[bugfix] ensure timeline limit query is respected (#4141)

# Description

Fixes a bug in the new timeline code in which the limit query parameter wasn't always being fulfilled, in which case some clients like Tusky would then assume it didn't need to add a "load more" placeholder view even when there were more statuses to be loaded. This also fiddles around a bit in the logging middleware handler to add some more code comments, and add logging of full request URIs when it is safe to do so.

## Checklist

- [x] I/we have read the [GoToSocial contribution guidelines](https://codeberg.org/superseriousbusiness/gotosocial/src/branch/main/CONTRIBUTING.md).
- [x] I/we have discussed the proposed changes already, either in an issue on the repository, or in the Matrix chat.
- [x] I/we have not leveraged AI to create the proposed changes.
- [x] I/we have performed a self-review of added code.
- [x] I/we have written code that is legible and maintainable by others.
- [x] I/we have commented the added code, particularly in hard-to-understand areas.
- [ ] I/we have made any necessary changes to documentation.
- [x] I/we have added tests that cover new code.
- [x] I/we have run tests and they pass locally with the changes.
- [x] I/we have run `go fmt ./...` and `golangci-lint run`.

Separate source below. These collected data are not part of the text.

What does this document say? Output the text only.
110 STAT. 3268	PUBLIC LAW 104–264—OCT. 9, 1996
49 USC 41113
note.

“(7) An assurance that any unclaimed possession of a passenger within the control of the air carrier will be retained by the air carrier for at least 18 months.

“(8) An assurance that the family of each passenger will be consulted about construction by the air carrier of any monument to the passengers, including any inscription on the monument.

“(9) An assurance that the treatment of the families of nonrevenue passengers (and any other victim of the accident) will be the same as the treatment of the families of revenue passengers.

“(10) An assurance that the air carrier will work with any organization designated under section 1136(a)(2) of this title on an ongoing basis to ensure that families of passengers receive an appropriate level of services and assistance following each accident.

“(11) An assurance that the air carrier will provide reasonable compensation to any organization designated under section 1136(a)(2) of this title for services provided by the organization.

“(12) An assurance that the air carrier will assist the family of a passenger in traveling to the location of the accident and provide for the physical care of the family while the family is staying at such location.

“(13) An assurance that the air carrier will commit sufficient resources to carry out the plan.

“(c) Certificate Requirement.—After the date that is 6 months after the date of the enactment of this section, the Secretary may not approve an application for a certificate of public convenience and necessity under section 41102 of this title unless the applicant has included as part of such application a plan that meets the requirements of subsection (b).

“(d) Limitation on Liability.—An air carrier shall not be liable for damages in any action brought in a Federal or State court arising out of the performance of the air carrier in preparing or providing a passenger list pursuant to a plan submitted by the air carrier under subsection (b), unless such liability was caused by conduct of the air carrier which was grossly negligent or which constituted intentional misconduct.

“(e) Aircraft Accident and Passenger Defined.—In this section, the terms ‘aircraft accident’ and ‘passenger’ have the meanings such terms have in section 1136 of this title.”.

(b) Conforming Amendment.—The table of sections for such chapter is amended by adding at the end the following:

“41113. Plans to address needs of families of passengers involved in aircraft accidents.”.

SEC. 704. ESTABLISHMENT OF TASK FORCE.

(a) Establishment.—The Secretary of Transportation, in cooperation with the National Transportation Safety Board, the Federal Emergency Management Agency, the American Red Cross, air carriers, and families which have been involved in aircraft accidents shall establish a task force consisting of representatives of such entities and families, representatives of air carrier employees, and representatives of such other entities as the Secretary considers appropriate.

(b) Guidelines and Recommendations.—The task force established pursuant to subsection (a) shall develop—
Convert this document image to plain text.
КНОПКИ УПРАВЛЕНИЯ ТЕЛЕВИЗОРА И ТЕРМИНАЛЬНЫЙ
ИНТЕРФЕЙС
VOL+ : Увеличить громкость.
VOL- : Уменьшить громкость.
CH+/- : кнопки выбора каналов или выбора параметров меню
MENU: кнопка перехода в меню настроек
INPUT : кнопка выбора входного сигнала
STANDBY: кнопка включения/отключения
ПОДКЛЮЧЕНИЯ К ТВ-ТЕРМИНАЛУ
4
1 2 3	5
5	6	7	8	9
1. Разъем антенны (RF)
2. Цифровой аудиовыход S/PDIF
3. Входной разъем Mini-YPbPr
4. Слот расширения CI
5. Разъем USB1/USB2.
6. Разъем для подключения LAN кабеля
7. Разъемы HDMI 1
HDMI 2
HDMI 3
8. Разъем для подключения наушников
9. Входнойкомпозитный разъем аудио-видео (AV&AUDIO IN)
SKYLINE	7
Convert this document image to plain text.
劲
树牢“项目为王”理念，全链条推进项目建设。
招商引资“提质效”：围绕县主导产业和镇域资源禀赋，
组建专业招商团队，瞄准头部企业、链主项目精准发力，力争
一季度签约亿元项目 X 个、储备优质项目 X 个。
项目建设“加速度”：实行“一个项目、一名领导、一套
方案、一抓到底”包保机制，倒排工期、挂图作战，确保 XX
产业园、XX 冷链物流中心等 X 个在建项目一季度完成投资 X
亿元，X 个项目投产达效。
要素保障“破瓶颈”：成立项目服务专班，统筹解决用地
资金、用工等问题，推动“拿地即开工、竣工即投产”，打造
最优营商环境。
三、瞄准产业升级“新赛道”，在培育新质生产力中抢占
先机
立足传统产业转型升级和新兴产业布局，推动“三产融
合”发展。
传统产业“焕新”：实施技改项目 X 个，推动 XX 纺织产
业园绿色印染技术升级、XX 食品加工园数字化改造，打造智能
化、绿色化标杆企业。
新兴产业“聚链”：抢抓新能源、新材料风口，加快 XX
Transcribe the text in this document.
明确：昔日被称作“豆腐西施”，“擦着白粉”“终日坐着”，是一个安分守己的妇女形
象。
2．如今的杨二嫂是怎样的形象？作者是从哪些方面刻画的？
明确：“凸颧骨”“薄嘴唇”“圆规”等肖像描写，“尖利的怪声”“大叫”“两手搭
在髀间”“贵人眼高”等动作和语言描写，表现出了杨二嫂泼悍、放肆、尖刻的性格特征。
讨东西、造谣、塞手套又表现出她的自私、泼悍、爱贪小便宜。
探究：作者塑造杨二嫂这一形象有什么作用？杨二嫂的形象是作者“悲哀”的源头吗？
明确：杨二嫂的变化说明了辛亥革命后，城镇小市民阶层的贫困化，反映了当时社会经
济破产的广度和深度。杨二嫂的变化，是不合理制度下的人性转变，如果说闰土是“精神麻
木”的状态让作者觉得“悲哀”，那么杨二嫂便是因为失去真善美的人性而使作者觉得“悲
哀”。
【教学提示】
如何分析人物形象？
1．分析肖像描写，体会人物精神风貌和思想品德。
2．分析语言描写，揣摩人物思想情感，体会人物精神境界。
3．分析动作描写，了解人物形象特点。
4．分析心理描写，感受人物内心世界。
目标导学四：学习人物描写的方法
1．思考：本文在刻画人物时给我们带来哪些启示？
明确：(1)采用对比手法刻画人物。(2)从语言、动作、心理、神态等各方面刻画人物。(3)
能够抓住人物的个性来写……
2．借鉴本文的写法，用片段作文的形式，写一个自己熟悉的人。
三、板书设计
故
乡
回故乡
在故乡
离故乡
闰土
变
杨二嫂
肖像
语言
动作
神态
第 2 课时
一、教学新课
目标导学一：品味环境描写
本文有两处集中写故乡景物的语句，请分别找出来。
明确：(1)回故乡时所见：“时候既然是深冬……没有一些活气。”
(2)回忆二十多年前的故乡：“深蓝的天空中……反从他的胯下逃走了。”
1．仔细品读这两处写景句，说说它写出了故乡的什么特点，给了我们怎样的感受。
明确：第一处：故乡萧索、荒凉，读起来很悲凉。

Reviewed-on: https://codeberg.org/superseriousbusiness/gotosocial/pulls/4141
Co-authored-by: kim <grufwub@gmail.com>
Co-committed-by: kim <grufwub@gmail.com>

internal/api/client/streaming/stream.go

@@ -170,7 +170,6 @@ func (m *Module) StreamGETHandler(c *gin.Context) {
 
 	// Prefer query token else use header token.
 	token := cmp.Or(queryToken, headerToken)
-
 	if token != "" {
 
 		// Token was provided, use it to authorize stream.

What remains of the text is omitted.